Biraz daha basitleştirilmiş bir ifade ile açıklayalım. Metaverse evreni, gerçek ve sanal yaşam arasındaki sınırı kısmen ortadan kaldırır. Yani şöyle ki artık “yapay zekanın elinde sürekli güncellenecek bir dünya”dan bahsediyoruz. Geçtiğimiz günlerde sosyal medya platformu olan Facebook’un kurucusu ve yöneticisi Mark Zuckerberg, şirketinin ismini Meta olarak güncelledi. Bu isim ile şirketin Metaverse yatırımını bariz bir şekilde ortaya koyduğunu belirten Zuckerberg, “yeni platformun daha sürükleyici olacağını, insanların sadece ona bakmakla kalmayıp deneyimin içinde olacağı somut bir internet olacağını” da ekledi: Bu evrene giriş yapmak için VR (sanal) gözlükler kullanılmak zorunda.
Peki gelgelelim Metaverse’de neler yapılıyor? Uzaktan yakından herkesi ilgilendiren ve merak uyandıran bir soru. Hemen cevaplayalım. Arazi satın alma, kendi VR deneyimini oluşturma, özelleştirilebilir avatar oluşturabilme, gerçek ve sanal ürünler satın alabilme, konserlere ve fuarlara katılma, sanal gerçeklik oyunları oynama, NFT aracılığıyla yatırım yapmak…
Göze ve kulağa hoş gelen özellikler barındırsa da Metaverse dediğimiz bu sanal evrenin alt yapısındaki amaç, insanları robotik kodlama yaparcasına fiziksel ve psikolojik olarak dengelerini değiştirmek. Dolayısıyla geliştirilen bu süreç insanı yapay zekaya bağımlı hâle getirecek. Düşünsenize işyerinden, okula, hastaneden, çarşıya, gerçeklikten uzak sanal evrende bir hayat. Şaka gibi değil mi? Hayal gücünün sınırlarını gerçekten zorluyor.
Evet bunun olacağını iddia eden Zuckerberg çalışmalarına başladı ve şu anda kısmî olarak bu süreci yönetiyor. Dünyada bu denli ses getiren Metaverse projesi, Suudi Arabistan’da da dikkat çekmiş olsa gerek ki Kâbe’nin baş imamı olan Abdurrahman Sudeysi’nin açılışını yaptığı sanal ziyaret girişimi ile dijital evrende artık hac ve umre ibadeti yapılabilir hâle gelecek. Bu kutsal topraklar Metaverse aleminde de ziyaret edilebilecek. Sudeysi’nin de bizatihi onayladığı bu proje Meta şirketinin iş birliği ile gerçekleştirildi. İbadeti ve ibadethaneyi sanal âleme taşımanın ne kadar doğru bir girişim olduğu tartışılır.

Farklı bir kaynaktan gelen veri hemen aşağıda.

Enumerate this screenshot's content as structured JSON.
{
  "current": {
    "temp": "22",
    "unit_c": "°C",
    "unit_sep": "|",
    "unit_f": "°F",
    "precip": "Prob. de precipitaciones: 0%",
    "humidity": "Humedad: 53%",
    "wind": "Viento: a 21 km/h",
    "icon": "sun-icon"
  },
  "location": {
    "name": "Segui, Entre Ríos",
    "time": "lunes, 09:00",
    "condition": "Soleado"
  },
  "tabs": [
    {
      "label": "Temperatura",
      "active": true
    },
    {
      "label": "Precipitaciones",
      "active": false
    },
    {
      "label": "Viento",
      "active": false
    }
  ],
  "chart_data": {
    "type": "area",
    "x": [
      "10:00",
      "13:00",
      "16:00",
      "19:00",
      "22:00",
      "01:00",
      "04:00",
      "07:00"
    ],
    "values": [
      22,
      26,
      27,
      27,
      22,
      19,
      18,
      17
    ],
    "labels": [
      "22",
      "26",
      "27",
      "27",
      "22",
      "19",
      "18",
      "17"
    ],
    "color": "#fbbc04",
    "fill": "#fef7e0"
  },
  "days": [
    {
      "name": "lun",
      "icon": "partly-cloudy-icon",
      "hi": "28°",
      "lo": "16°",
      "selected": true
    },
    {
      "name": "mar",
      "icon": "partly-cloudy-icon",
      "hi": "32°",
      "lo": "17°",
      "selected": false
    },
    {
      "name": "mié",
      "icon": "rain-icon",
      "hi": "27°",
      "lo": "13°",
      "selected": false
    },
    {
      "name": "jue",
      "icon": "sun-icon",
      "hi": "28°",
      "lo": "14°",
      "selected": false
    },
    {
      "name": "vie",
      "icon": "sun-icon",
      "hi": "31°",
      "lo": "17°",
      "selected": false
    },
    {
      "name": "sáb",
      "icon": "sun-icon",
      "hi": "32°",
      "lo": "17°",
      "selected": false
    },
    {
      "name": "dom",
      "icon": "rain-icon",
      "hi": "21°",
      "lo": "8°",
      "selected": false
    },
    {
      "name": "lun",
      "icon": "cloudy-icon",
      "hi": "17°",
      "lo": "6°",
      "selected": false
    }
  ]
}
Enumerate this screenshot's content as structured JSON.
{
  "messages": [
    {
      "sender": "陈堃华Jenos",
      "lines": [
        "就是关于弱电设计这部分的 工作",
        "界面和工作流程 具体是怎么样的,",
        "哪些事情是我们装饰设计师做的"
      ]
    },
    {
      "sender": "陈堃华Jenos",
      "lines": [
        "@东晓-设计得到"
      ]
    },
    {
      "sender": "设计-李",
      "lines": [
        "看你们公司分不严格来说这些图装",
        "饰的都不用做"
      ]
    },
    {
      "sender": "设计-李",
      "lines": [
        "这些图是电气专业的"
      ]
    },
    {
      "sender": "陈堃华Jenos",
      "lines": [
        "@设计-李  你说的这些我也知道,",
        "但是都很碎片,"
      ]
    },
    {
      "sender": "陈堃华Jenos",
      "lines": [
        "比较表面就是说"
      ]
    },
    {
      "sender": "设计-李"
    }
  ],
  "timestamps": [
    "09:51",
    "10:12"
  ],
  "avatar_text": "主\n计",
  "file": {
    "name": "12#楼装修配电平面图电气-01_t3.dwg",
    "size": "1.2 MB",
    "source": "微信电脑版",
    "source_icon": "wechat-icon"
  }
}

Web 3.0 olarak adlandırılan bu yeni internet çağında geleneksel olarak tanımladığımız bir çok çalışma modeli değişecek. Bu çerçevede sağlık yönünden ise; birebir görüşerek hastanın fiziksel olarak incelenmesi yerine, verilerin incelenmesi şeklinde güncellenecektir. Metaverse’de muayene, hastanede doktorlar yerine, milyonlarca hastayı tanıyan yapay zekâ algoritmaları tarafından gerçekleştirilecektir. Yapay zekânın insafına kaldık desenize? Sağlık çalışmalarına yönelik dijital ikizlerin bir biçimi ise organların ve kas gruplarının ikizlerinin oluşturulmasıdır.

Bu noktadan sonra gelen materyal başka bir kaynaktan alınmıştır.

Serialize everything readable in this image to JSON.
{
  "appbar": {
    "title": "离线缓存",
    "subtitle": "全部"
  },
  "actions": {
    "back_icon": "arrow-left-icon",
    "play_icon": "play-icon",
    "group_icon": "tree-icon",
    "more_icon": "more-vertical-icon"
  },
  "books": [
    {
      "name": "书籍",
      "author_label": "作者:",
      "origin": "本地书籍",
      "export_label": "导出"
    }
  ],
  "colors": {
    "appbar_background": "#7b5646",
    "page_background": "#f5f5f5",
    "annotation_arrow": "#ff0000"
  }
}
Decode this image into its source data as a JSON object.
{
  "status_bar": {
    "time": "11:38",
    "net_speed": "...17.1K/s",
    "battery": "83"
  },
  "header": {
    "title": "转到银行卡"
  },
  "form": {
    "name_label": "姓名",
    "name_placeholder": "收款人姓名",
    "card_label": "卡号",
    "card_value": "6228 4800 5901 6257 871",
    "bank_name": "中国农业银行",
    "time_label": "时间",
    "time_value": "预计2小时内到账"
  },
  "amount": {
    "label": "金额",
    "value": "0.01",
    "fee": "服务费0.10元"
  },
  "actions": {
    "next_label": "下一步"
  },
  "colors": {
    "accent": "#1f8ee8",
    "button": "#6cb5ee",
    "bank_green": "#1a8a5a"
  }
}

Devasa şirketlerin sanal evrende yer alabilmek, reklam stratejilerini bu alanda uygulayabilmek ve her şeyden önemlisi var olabilmek adına Metaverse yatırımlarına ciddi ölçüde bütçe ayırdıkları aşikâr. Görünen o ki günümüzde teknolojiyi aktif bir şekilde kullanan şirketler ve iş insanları çevrimiçi müşterilerinin bulunduğu bu yeni mecrada pazar paylarını artırmaya ve hedeflerine katlayarak ulaşmaya devam edecek. Hızla gelişen bu dünyada artık çağa ayak uydurmak bir hayli zorlaşıyor.
Gelişim ve üretim tabii ki de çok iyi bir şey. Ortaya bir icat çıkarmak, insanların faydalanabileceği bir şeyler üretmek bunlar oldukça önemli gelişmeler ve olması da gerekiyor. Ama çıkarların uğruna insanları bir denek olarak kullanan ve bu düstur ile üretilen her bir fikir ve üretim ne yazık ki topluma kısa sürede rahatlık gibi gözükse de uzun vadede kalıcı hasarlar bırakıyor. Bunun örneğini bariz bir şekilde içinde bulunduğumuz dünyada da görüyoruz.

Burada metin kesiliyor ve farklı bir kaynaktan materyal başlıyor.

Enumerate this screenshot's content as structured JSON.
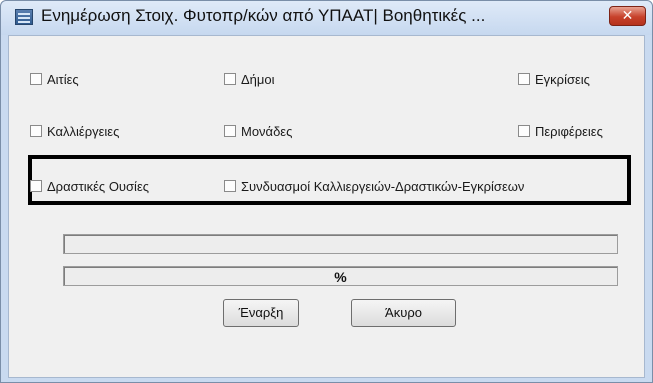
{
  "window": {
    "title": "Ενημέρωση Στοιχ. Φυτοπρ/κών από ΥΠΑΑΤ| Βοηθητικές ...",
    "close_glyph": "✕",
    "app_icon": "form-app-icon"
  },
  "checkboxes": {
    "aities": {
      "label": "Αιτίες",
      "checked": false
    },
    "dimoi": {
      "label": "Δήμοι",
      "checked": false
    },
    "egkriseis": {
      "label": "Εγκρίσεις",
      "checked": false
    },
    "kalliergeies": {
      "label": "Καλλιέργειες",
      "checked": false
    },
    "monades": {
      "label": "Μονάδες",
      "checked": false
    },
    "perifereies": {
      "label": "Περιφέρειες",
      "checked": false
    },
    "drastikes_ousies": {
      "label": "Δραστικές Ουσίες",
      "checked": false
    },
    "syndyasmoi": {
      "label": "Συνδυασμοί Καλλιεργειών-Δραστικών-Εγκρίσεων",
      "checked": false
    }
  },
  "progress": {
    "overall_fraction": 0,
    "item_fraction": 0,
    "percent_label": "%"
  },
  "buttons": {
    "start": "Έναρξη",
    "cancel": "Άκυρο"
  },
  "colors": {
    "title_bar": "#c6d8ef",
    "close_button": "#c7412b",
    "client_bg": "#f0f0f0",
    "highlight_border": "#000000",
    "progress_fill": "#3a82d4"
  }
}
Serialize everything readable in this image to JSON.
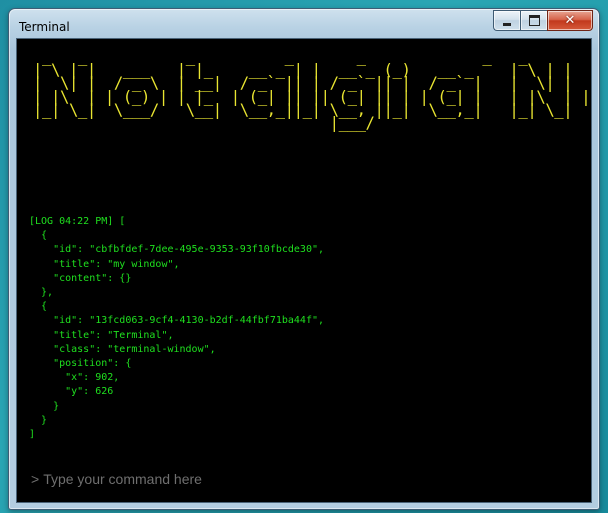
{
  "window": {
    "title": "Terminal",
    "controls": {
      "minimize": "minimize-icon",
      "maximize": "maximize-icon",
      "close": "close-icon",
      "close_glyph": "✕"
    }
  },
  "terminal": {
    "banner_text": "Nostalgia Nexus OS",
    "banner_art": "  _   _           _          _       _             _   _                                 ___    ____  \n | \\ | |   ___   | |_    __ _ | |  __ _ (_)   __ _    | \\ | |   ___  __  __  _   _   ___     / _ \\  / ___| \n |  \\| |  / _ \\  | __|  / _` || | / _` || |  / _` |   |  \\| |  / _ \\ \\ \\/ / | | | | / __|   | | | | \\___ \\ \n | |\\  | | (_) | | |_  | (_| || || (_| || | | (_| |   | |\\  | |  __/  >  <  | |_| | \\__ \\   | |_| |  ___) |\n |_| \\_|  \\___/   \\__|  \\__,_||_| \\__, ||_|  \\__,_|   |_| \\_|  \\___| /_/\\_\\  \\__,_| |___/    \\___/  |____/ \n                                  |___/                                                                     \n",
    "banner_color": "#e8e431",
    "log_color": "#1fe01f",
    "log_text": "[LOG 04:22 PM] [\n  {\n    \"id\": \"cbfbfdef-7dee-495e-9353-93f10fbcde30\",\n    \"title\": \"my window\",\n    \"content\": {}\n  },\n  {\n    \"id\": \"13fcd063-9cf4-4130-b2df-44fbf71ba44f\",\n    \"title\": \"Terminal\",\n    \"class\": \"terminal-window\",\n    \"position\": {\n      \"x\": 902,\n      \"y\": 626\n    }\n  }\n]",
    "prompt_symbol": ">",
    "input_placeholder": "Type your command here",
    "input_value": ""
  }
}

Sosyal medya platformlarının kısa vadede vermiş olduğu, anlık dolaşım hazzının yanında uzun vadede bıraktığı kalıcı yıkımı tahmin bile edemiyoruz. Bu süreçte üzerimize düşen uyanık olmak ve uyanık kalmak. Matrix filmide aslında bu sanal uyutmanın sonunda insanlığa uyan mesajı veren distopik bir filmdi. Hatta filmin özeti ve insanlığın içine düşebileceği bu tehlikeyle ilgili Malcolm X’in şu cümleleri ilaç niteliğinde “Bütün uyuyanları uyandırmaya bir tek uyanık yeter!”
Her yeni olana merak Metaverse dünyası içinde geçerli. Şu anda İstanbul dahil birçok şehrin yerleşim planları gerçeklikten uzak bu sanal evrende bir bir satılmaya başlandı bile. Bu sanal evrende çok ciddi akıl almayacak paralar dönüyor. Keza NFT eserleri de bir hayli öyle.
Platformlarda yerini bulan her türlü çizim, portre, illüstrasyon vb. eserler milyon dolarlara satılmaya başlandı. Bunun faydaları ve zararları elbette tartışılır.
Hiçbir şeyin objektif olarak görünmediği, tekdüze bir bakış açısı sağlayan, realiteden uzak sanal bir evrende deyim yerindeyse “at gözlüğü ile bakmak” ne kadar da mantıklı? Bekleyip göreceğiz ama at gözlüğüyle değil akıl ve kalp perdesinden süzerek mümince bir ferasetle.